31 de enero de 2014

Del andar.

Cuando uno en su andar se topa con una singular belleza pero el ambiente obstaculiza tan fina visión, es inevitable buscar el mínimo reflejo para poder pensar alguna admiración. 

20 de enero de 2014

Aquellos objetos.

2a edición.
I
Ruego tierna dama seas la dueña de mi alma, un objeto, tremendo animal incorrecto, sediento de esa piel mascabada que altera todo en su presencia con hondura y demencia, cada cuenca y ornamento de este perro purulento de veneno y agonía. Se tú la que me trate como polvo, de ese lastre que vive de tus pies el maltrato y cede a tu caminar, tarado por el aroma, perdido por el mirar.

II
No es el gallo cantador, el petirrojo, ni la perica, somos los dos, es ella que grita:  
-¡Rápido! ¡Más fuerte! ¡Lastima!-. Un minuto más en el suelo es sufrimiento, vamos ahora al cuarto del dueño, escupamos su escritorio, denigremos su ropero, no sabrá qué fue todo este tormento. Es infinito este suicidio, muerte tras muerte la sangre evapora, falta poco para que termine la hora, ¡ya no hay tiempo! otro día comenzó. ¡Joder! que el año nuevo no llegue, y a ninguno de los dos la muerte degüelle.
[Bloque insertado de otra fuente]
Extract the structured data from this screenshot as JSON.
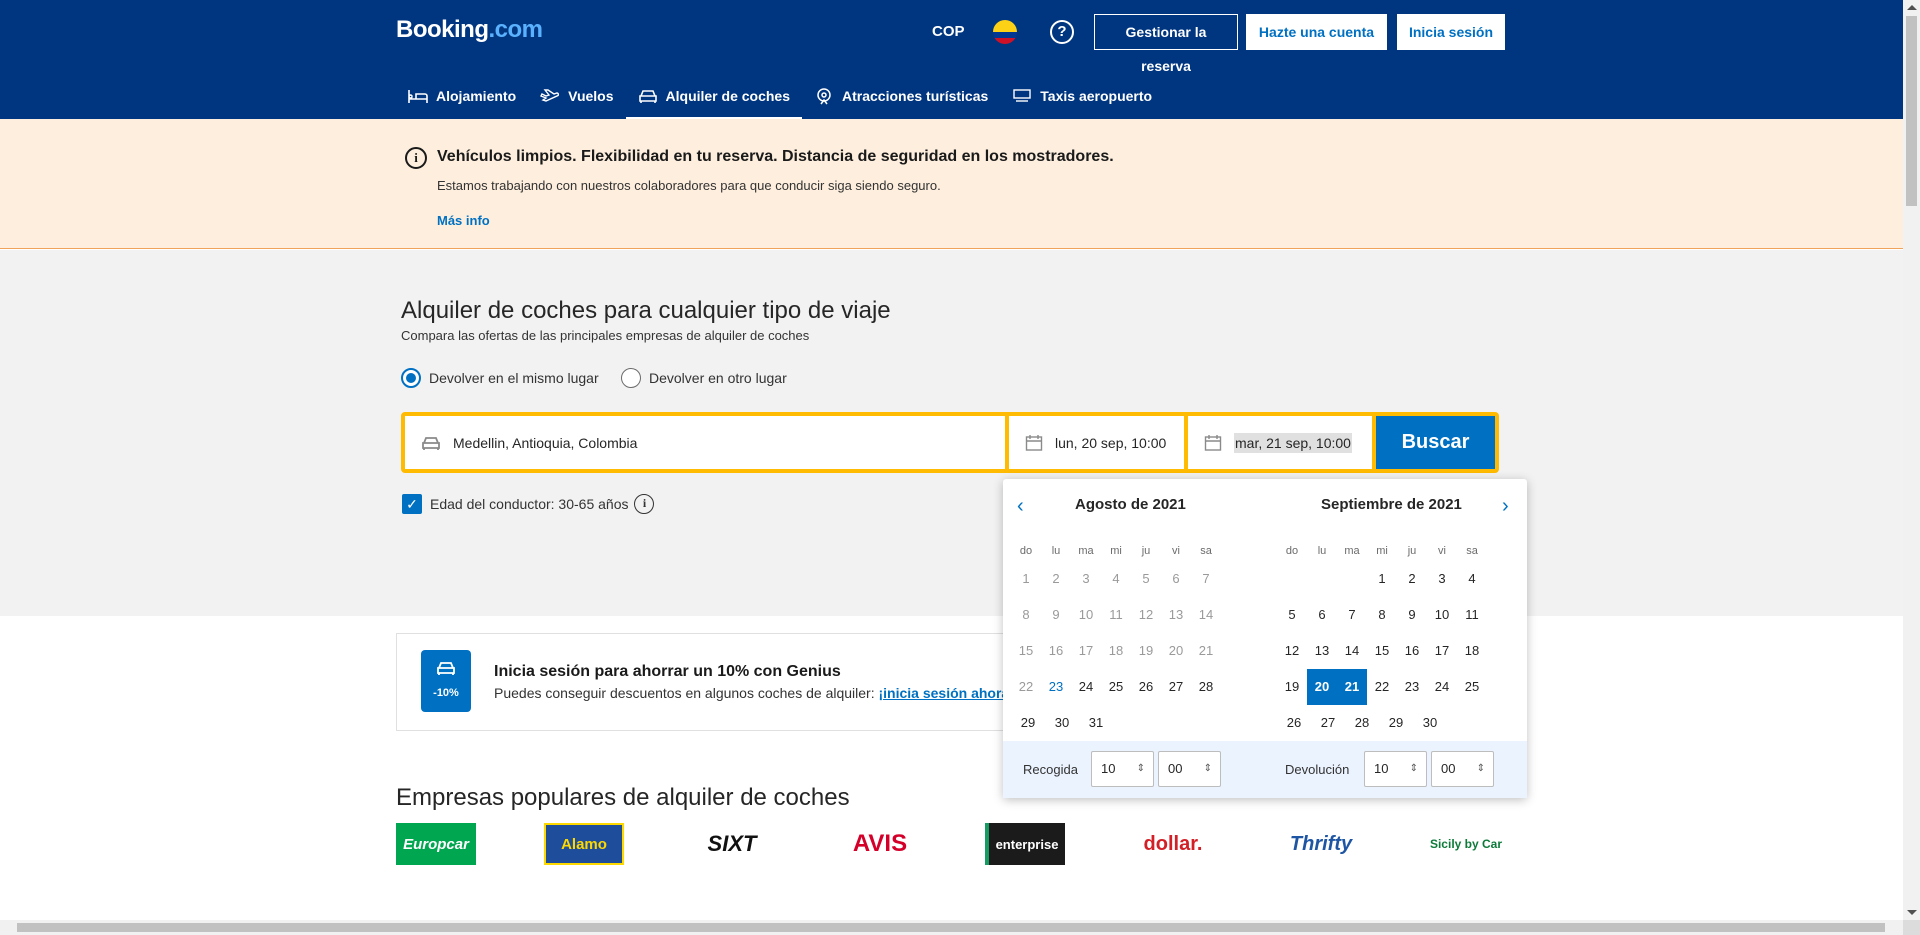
{
  "header": {
    "logo_main": "Booking",
    "logo_dot": ".com",
    "currency": "COP",
    "help": "?",
    "manage": "Gestionar la reserva",
    "register": "Hazte una cuenta",
    "signin": "Inicia sesión"
  },
  "nav": [
    {
      "label": "Alojamiento",
      "icon": "bed-icon"
    },
    {
      "label": "Vuelos",
      "icon": "plane-icon"
    },
    {
      "label": "Alquiler de coches",
      "icon": "car-icon",
      "active": true
    },
    {
      "label": "Atracciones turísticas",
      "icon": "attractions-icon"
    },
    {
      "label": "Taxis aeropuerto",
      "icon": "taxi-icon"
    }
  ],
  "banner": {
    "title": "Vehículos limpios. Flexibilidad en tu reserva. Distancia de seguridad en los mostradores.",
    "subtitle": "Estamos trabajando con nuestros colaboradores para que conducir siga siendo seguro.",
    "link": "Más info"
  },
  "hero": {
    "title": "Alquiler de coches para cualquier tipo de viaje",
    "subtitle": "Compara las ofertas de las principales empresas de alquiler de coches",
    "radio_same": "Devolver en el mismo lugar",
    "radio_other": "Devolver en otro lugar",
    "location": "Medellin, Antioquia, Colombia",
    "pickup_date": "lun, 20 sep, 10:00",
    "return_date": "mar, 21 sep, 10:00",
    "search": "Buscar",
    "age": "Edad del conductor: 30-65 años"
  },
  "calendar": {
    "month_left": "Agosto de 2021",
    "month_right": "Septiembre de 2021",
    "weekdays": [
      "do",
      "lu",
      "ma",
      "mi",
      "ju",
      "vi",
      "sa"
    ],
    "pickup_label": "Recogida",
    "return_label": "Devolución",
    "pickup_hour": "10",
    "pickup_min": "00",
    "return_hour": "10",
    "return_min": "00"
  },
  "genius": {
    "badge": "-10%",
    "title": "Inicia sesión para ahorrar un 10% con Genius",
    "subtitle": "Puedes conseguir descuentos en algunos coches de alquiler: ",
    "link": "¡inicia sesión ahora!"
  },
  "popular_title": "Empresas populares de alquiler de coches",
  "brands": [
    "Europcar",
    "Alamo",
    "SIXT",
    "AVIS",
    "enterprise",
    "dollar.",
    "Thrifty",
    "Sicily by Car"
  ],
  "colors": {
    "brand_blue": "#003580",
    "accent": "#0071c2",
    "yellow": "#febb02",
    "banner": "#fdeedd"
  }
}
Por tanto placer, por tanto repentísimo, negociamos otro matutino. 

III
Esa noche, caminantes y difuntos de sus bocas dudarán:
 -¿Son dos humanos aquellos?  Sacos de carne y nervios, ciegos a los sufrimientos, indiferentes a los ajenos. Par que se abandona a los excesos, bestias matinales, meridianas y sonámbulas ¿no se les disuelven los pensamientos?, ¿no morirán deshidratados? o de ardores y temblores ¿no se quejan los bastardos? Ojala ya estén secos los malditos objetos-.      

IV

Es un muerto este anhelante, una nada pero existente, gozoso de tus sábanas sucias, llenas por las mañanas de los gemidos de la brisa, manchadas por agua de rosas de tu perla moza.